Everett “Vic” Firth, the legendary musician, educator, and entrepreneur who performed with the Boston Symphony Orchestra for fifty years and founded the Vic Firth Company, died July 26 at age 85.
Born in Winchester, Massachusetts, and raised in Sanford, Maine, Vic Firth was the son of Rosemary and Everett E., a successful trumpet and cornet player who started the younger Firth on the cornet, the first of a variety of instruments he would learn, when he was four. By high school, he was playing percussion full-time, and by age 16, had formed the 18-piece Vic Firth Big Band, which performed throughout the New England area.

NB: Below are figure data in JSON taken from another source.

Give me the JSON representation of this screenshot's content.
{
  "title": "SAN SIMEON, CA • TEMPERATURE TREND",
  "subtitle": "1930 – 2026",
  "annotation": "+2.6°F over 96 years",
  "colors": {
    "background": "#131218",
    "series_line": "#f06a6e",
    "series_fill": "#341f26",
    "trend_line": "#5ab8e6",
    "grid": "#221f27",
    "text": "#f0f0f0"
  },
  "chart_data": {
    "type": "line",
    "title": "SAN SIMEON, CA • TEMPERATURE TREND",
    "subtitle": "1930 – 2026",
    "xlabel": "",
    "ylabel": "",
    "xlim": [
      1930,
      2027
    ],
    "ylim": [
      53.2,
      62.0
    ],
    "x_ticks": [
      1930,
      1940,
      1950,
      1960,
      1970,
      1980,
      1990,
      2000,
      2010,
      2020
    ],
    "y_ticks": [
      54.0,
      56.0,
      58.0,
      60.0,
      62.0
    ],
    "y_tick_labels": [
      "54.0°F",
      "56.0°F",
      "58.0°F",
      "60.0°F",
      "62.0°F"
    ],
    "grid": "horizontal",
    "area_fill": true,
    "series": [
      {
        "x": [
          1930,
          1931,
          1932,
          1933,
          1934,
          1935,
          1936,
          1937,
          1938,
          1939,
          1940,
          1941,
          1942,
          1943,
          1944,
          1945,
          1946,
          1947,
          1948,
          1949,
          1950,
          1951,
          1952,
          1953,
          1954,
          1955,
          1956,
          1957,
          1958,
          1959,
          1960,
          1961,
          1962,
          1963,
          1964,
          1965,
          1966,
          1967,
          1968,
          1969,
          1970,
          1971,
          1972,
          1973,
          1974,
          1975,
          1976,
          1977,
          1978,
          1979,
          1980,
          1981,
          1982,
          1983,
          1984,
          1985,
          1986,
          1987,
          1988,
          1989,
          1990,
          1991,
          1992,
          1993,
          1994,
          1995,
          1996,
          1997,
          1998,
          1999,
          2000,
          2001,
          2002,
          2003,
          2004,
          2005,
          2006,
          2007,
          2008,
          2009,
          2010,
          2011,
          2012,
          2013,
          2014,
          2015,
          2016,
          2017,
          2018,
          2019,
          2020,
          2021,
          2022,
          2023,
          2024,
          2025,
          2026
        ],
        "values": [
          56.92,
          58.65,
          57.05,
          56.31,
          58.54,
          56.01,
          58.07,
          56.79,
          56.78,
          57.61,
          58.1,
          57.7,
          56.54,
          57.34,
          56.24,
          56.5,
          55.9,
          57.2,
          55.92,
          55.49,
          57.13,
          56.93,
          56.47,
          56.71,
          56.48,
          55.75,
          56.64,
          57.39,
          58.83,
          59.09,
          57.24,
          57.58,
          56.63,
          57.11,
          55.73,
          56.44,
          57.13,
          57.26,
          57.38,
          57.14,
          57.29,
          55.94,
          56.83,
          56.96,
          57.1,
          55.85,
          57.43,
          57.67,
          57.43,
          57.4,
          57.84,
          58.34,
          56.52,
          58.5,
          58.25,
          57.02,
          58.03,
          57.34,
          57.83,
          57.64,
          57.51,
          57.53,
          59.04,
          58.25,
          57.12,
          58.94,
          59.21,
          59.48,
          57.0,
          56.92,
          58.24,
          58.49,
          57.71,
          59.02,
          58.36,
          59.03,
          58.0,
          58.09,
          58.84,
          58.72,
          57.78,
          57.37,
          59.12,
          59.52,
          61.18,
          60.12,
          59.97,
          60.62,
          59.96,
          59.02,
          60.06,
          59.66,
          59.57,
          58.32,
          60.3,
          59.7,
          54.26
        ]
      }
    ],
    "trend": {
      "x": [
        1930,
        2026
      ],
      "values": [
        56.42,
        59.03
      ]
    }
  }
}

At age 21, Firth became the youngest member of the Boston Symphony Orchestra by 30 years. Not yet finished with his bachelor’s degree from the New England Conservatory of Music, he had to make special arrangements in order to complete his course work and degree. While still a student at the New England Conservatory, Firth also began to devote himself to teaching, which would become one of his lifelong passions. He started first in the preparatory department at the school, and eventually became head of their percussion department, a title he held for 44 years.
Firth was obsessed with the quality of sound, and this led to the birth of the Vic Firth Company in 1963. Firth hand whittled his first pair of sticks in his garage, and when word got out about his sticks’ quality, the company was born. Firth is credited with inventing or standardizing many of the key manufacturing processes used today in the drumstick world.